How to audit AI agent tool permissions: a practical checklist for 2026
How to audit AI agent tool permissions: a practical checklist for 2026
In 2026, AI agents have real power. They read files, execute code, make API calls, send emails, query databases, merge pull requests. They do this on behalf of the humans who deploy them, using those humans' production credentials. When the agent is wrong, and it will be wrong eventually, the damage happens with real-world consequences.
The OWASP LLM Top 10 calls this LLM06: Excessive Agency. It means an agent has more tool permissions than it needs, so a single successful prompt injection or model mistake can cause disproportionate harm. It is one of the most common and highest-impact security issues in agentic systems today.
This article is the audit process we use to find and fix excessive agency before it becomes an incident. It is a checklist you can run against any agent in your stack, from an internal coding assistant to a customer-facing support bot.
Why this audit matters now
Three things make 2026 different from 2024.
First, agents are everywhere. Not just chatbots. Coding agents that open pull requests. Support agents that refund orders. Marketing agents that publish content. Sales agents that send cold emails from real domains. Each of these has production access to systems that can be misused.
Second, prompt injection is no longer theoretical. Real attacks have been demonstrated against real systems. An attacker who can influence any input that reaches the agent, whether through a support ticket, a document the agent reads, a web page it fetches, or an email in an inbox it processes, can potentially hijack its tools.
Third, the traditional permission model is inverted. Human employees have small default permissions and earn more over time. AI agents get deployed with broad permissions on day one because it is easier than figuring out the minimum set. That default is the problem.
The audit process
Step 1: map every tool
Start by listing every tool the agent can call. Not categories. Every single function. Include the ones in the MCP server, the ones in the function call schema, and the ones the agent can trigger indirectly through another tool.

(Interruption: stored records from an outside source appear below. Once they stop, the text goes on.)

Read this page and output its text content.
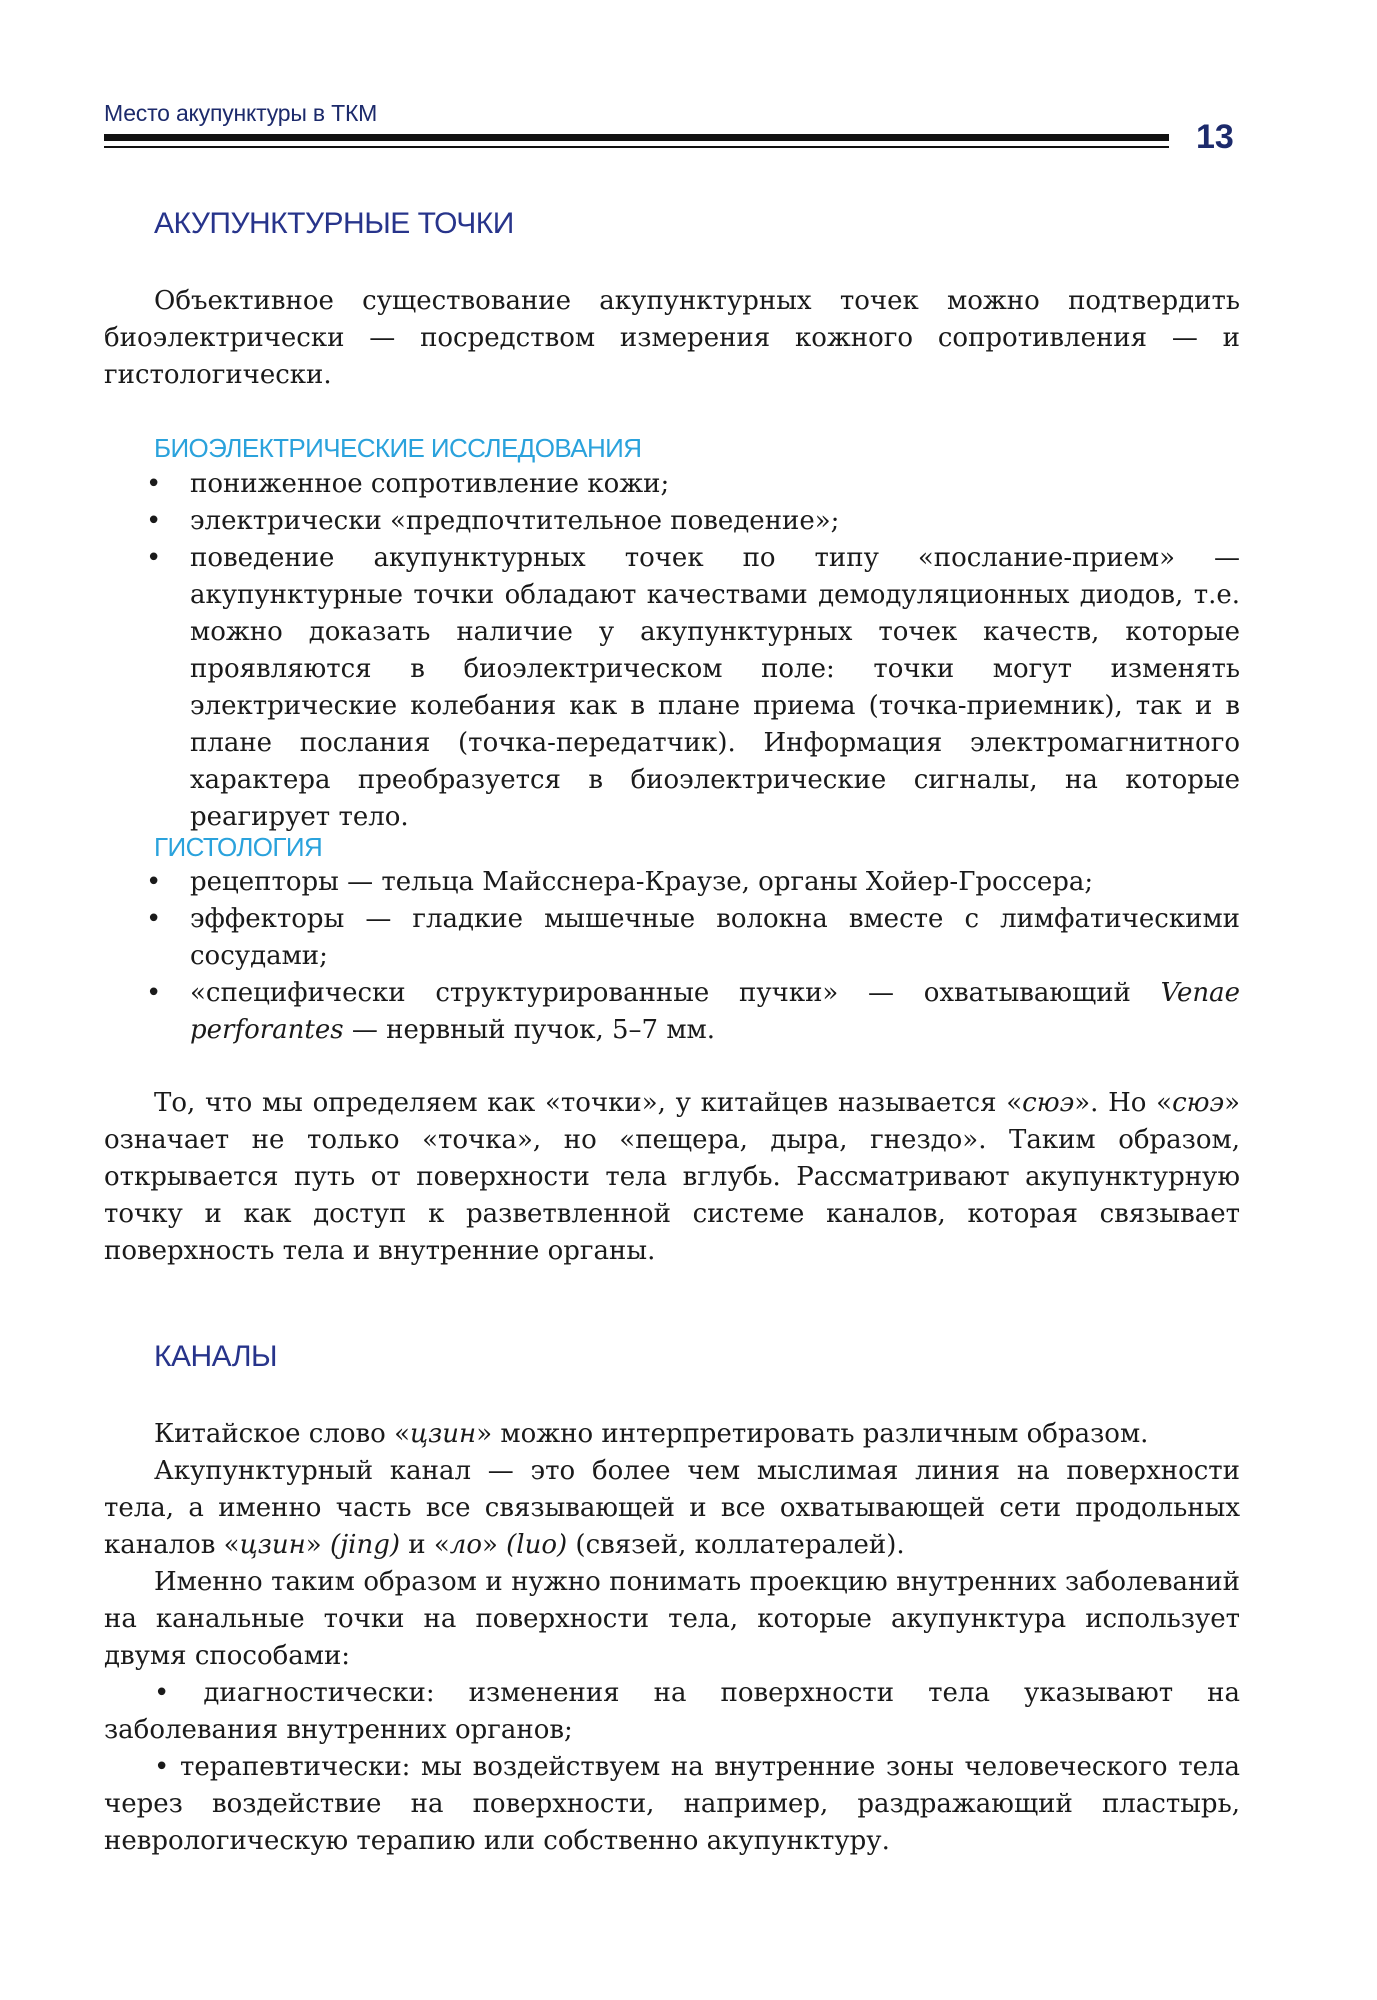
Место акупунктуры в ТКМ
13
АКУПУНКТУРНЫЕ ТОЧКИ

Объективное существование акупунктурных точек можно подтвердить биоэлектрически — посредством измерения кожного сопротивления — и гистологически.

БИОЭЛЕКТРИЧЕСКИЕ ИССЛЕДОВАНИЯ
• пониженное сопротивление кожи;
• электрически «предпочтительное поведение»;
• поведение акупунктурных точек по типу «послание-прием» — акупунктурные точки обладают качествами демодуляционных диодов, т.е. можно доказать наличие у акупунктурных точек качеств, которые проявляются в биоэлектрическом поле: точки могут изменять электрические колебания как в плане приема (точка-приемник), так и в плане послания (точка-передатчик). Информация электромагнитного характера преобразуется в биоэлектрические сигналы, на которые реагирует тело.
ГИСТОЛОГИЯ
• рецепторы — тельца Майсснера-Краузе, органы Хойер-Гроссера;
• эффекторы — гладкие мышечные волокна вместе с лимфатическими сосудами;
• «специфически структурированные пучки» — охватывающий Venae perforantes — нервный пучок, 5–7 мм.

То, что мы определяем как «точки», у китайцев называется «сюэ». Но «сюэ» означает не только «точка», но «пещера, дыра, гнездо». Таким образом, открывается путь от поверхности тела вглубь. Рассматривают акупунктурную точку и как доступ к разветвленной системе каналов, которая связывает поверхность тела и внутренние органы.

КАНАЛЫ

Китайское слово «цзин» можно интерпретировать различным образом.

Акупунктурный канал — это более чем мыслимая линия на поверхности тела, а именно часть все связывающей и все охватывающей сети продольных каналов «цзин» (jing) и «ло» (luo) (связей, коллатералей).

Именно таким образом и нужно понимать проекцию внутренних заболеваний на канальные точки на поверхности тела, которые акупунктура использует двумя способами:

• диагностически: изменения на поверхности тела указывают на заболевания внутренних органов;

• терапевтически: мы воздействуем на внутренние зоны человеческого тела через воздействие на поверхности, например, раздражающий пластырь, неврологическую терапию или собственно акупунктуру.
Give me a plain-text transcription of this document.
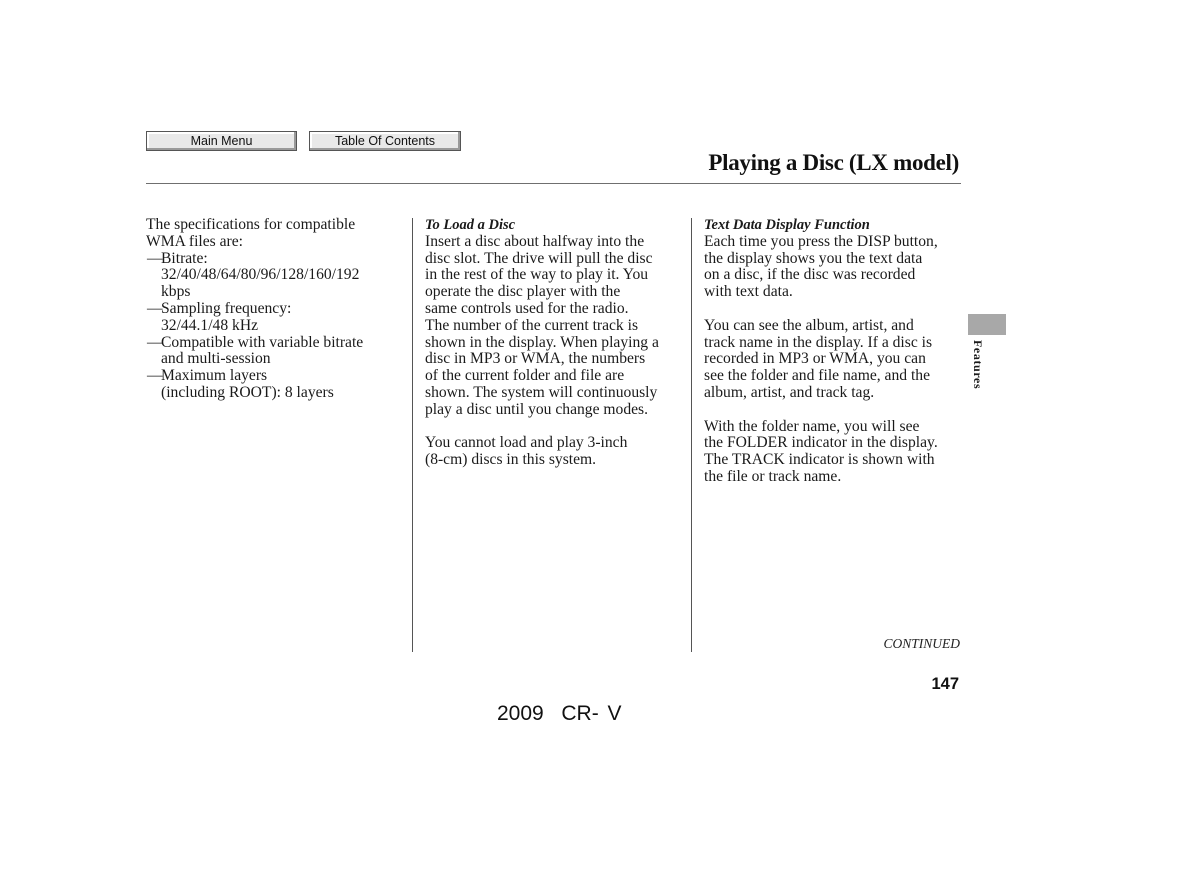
Main Menu	Table Of Contents
Playing a Disc (LX model)
The specifications for compatible
WMA files are:
—
Bitrate:
32/40/48/64/80/96/128/160/192
kbps
—
Sampling frequency:
32/44.1/48 kHz
—
Compatible with variable bitrate
and multi-session
—
Maximum layers
(including ROOT): 8 layers
To Load a Disc
Insert a disc about halfway into the
disc slot. The drive will pull the disc
in the rest of the way to play it. You
operate the disc player with the
same controls used for the radio.
The number of the current track is
shown in the display. When playing a
disc in MP3 or WMA, the numbers
of the current folder and file are
shown. The system will continuously
play a disc until you change modes.
You cannot load and play 3-inch
(8-cm) discs in this system.
Text Data Display Function
Each time you press the DISP button,
the display shows you the text data
on a disc, if the disc was recorded
with text data.
You can see the album, artist, and
track name in the display. If a disc is
recorded in MP3 or WMA, you can
see the folder and file name, and the
album, artist, and track tag.
With the folder name, you will see
the FOLDER indicator in the display.
The TRACK indicator is shown with
the file or track name.
Features
CONTINUED
147
2009  CR- V
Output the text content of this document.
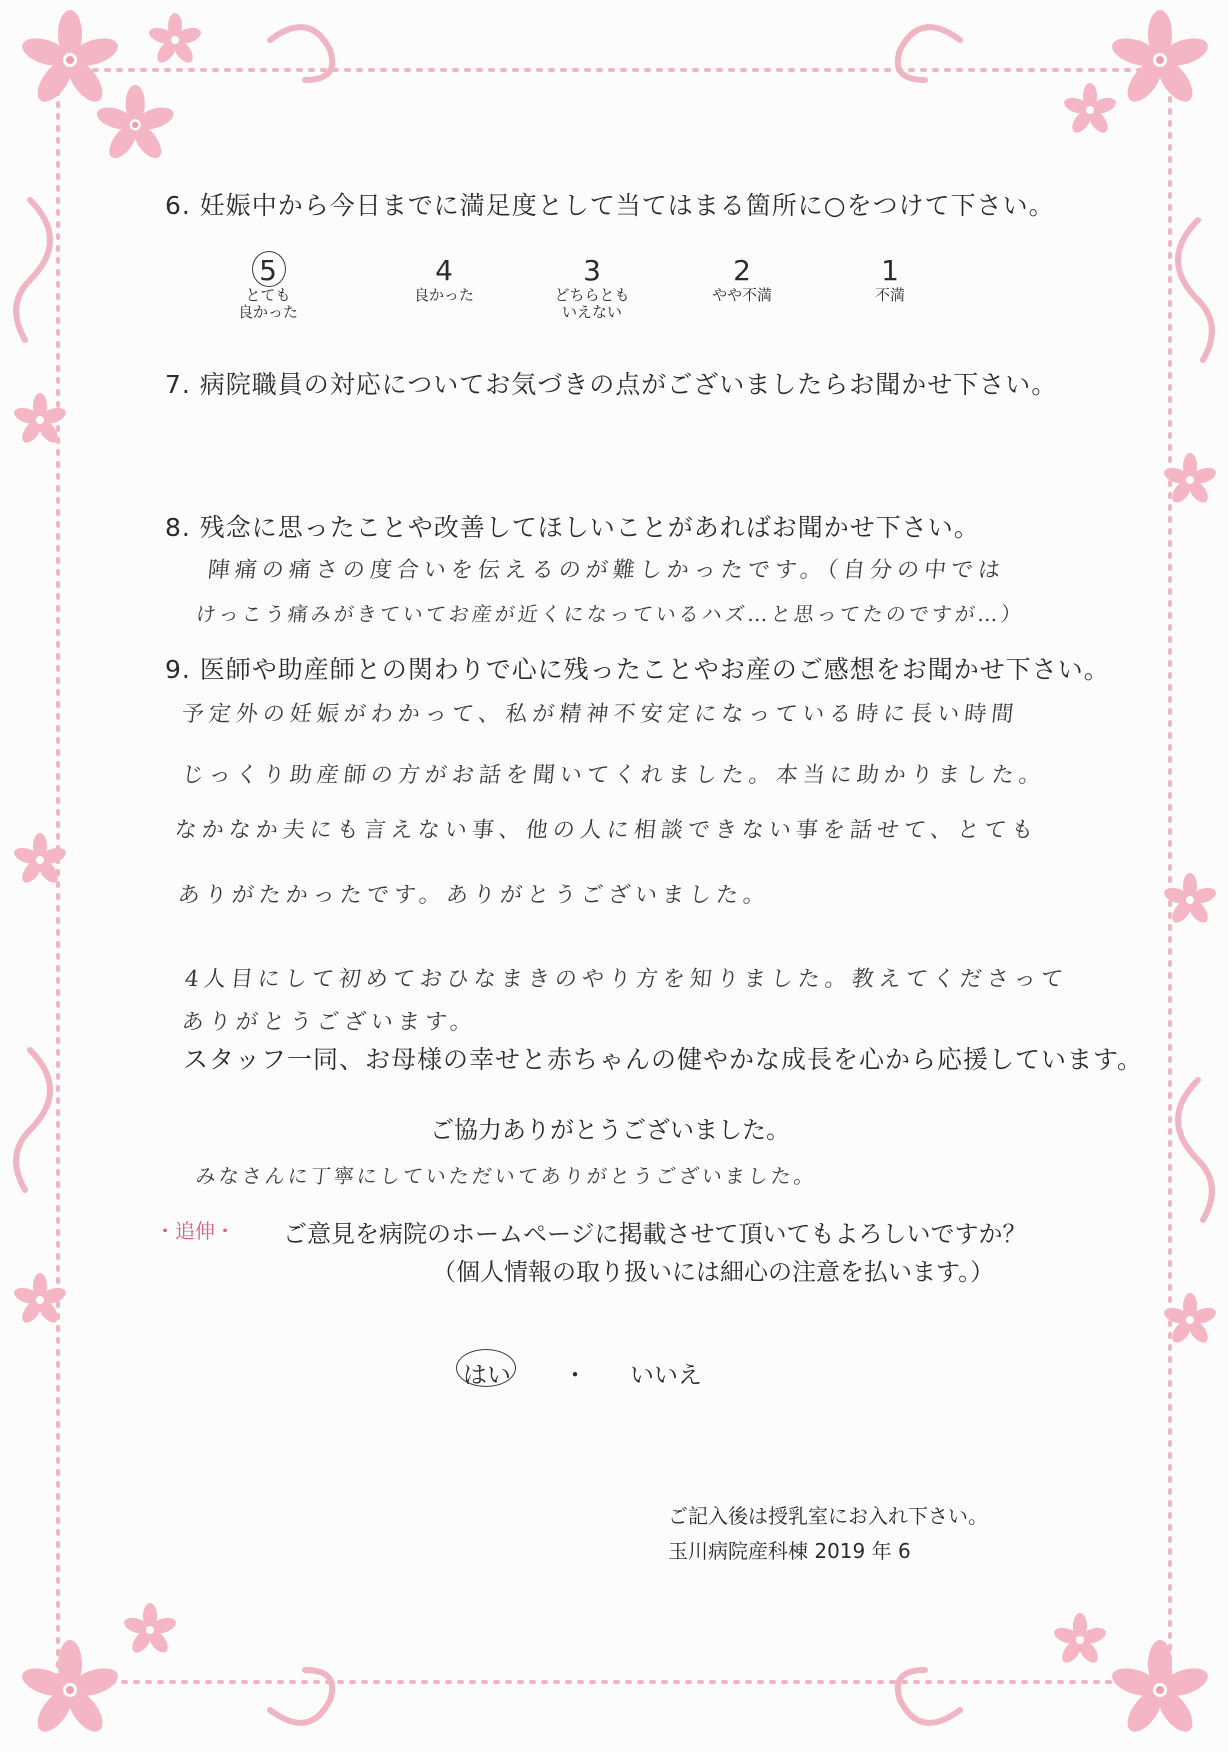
6. 妊娠中から今日までに満足度として当てはまる箇所に○をつけて下さい。
5
とても
良かった
4
良かった
3
どちらとも
いえない
2
やや不満
1
不満
7. 病院職員の対応についてお気づきの点がございましたらお聞かせ下さい。
8. 残念に思ったことや改善してほしいことがあればお聞かせ下さい。
陣痛の痛さの度合いを伝えるのが難しかったです。（自分の中では
けっこう痛みがきていてお産が近くになっているハズ…と思ってたのですが…）
9. 医師や助産師との関わりで心に残ったことやお産のご感想をお聞かせ下さい。
予定外の妊娠がわかって、私が精神不安定になっている時に長い時間
じっくり助産師の方がお話を聞いてくれました。本当に助かりました。
なかなか夫にも言えない事、他の人に相談できない事を話せて、とても
ありがたかったです。ありがとうございました。
4人目にして初めておひなまきのやり方を知りました。教えてくださって
ありがとうございます。
スタッフ一同、お母様の幸せと赤ちゃんの健やかな成長を心から応援しています。
ご協力ありがとうございました。
みなさんに丁寧にしていただいてありがとうございました。
・追伸・ ご意見を病院のホームページに掲載させて頂いてもよろしいですか？
（個人情報の取り扱いには細心の注意を払います。）
はい ・ いいえ
ご記入後は授乳室にお入れ下さい。
玉川病院産科棟 2019 年 6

A real inventory for a typical coding agent looks like this:
| Tool | What it does | Scope | |---|---|---| | read_file | Reads any file in the repo | Read, full repo | | write_file | Writes any file in the repo | Write, full repo | | run_bash | Executes shell commands | Full shell, unrestricted | | git_commit | Commits changes | Write, git | | git_push | Pushes to remote | Write, remote branches | | create_pr | Opens a pull request | Write, GitHub API | | search_web | Fetches web pages | Read, unrestricted | | query_db | Queries production database | Read, full DB | | send_email | Sends emails | Write, SMTP |
Most agents have more tools than their owners realize. The first audit surprise is usually the count.
Step 2: write an attack story for each tool
For every tool on the list, write one sentence that starts with "If an attacker hijacked the agent, they could..." Fill in the blank with the worst plausible outcome using that tool.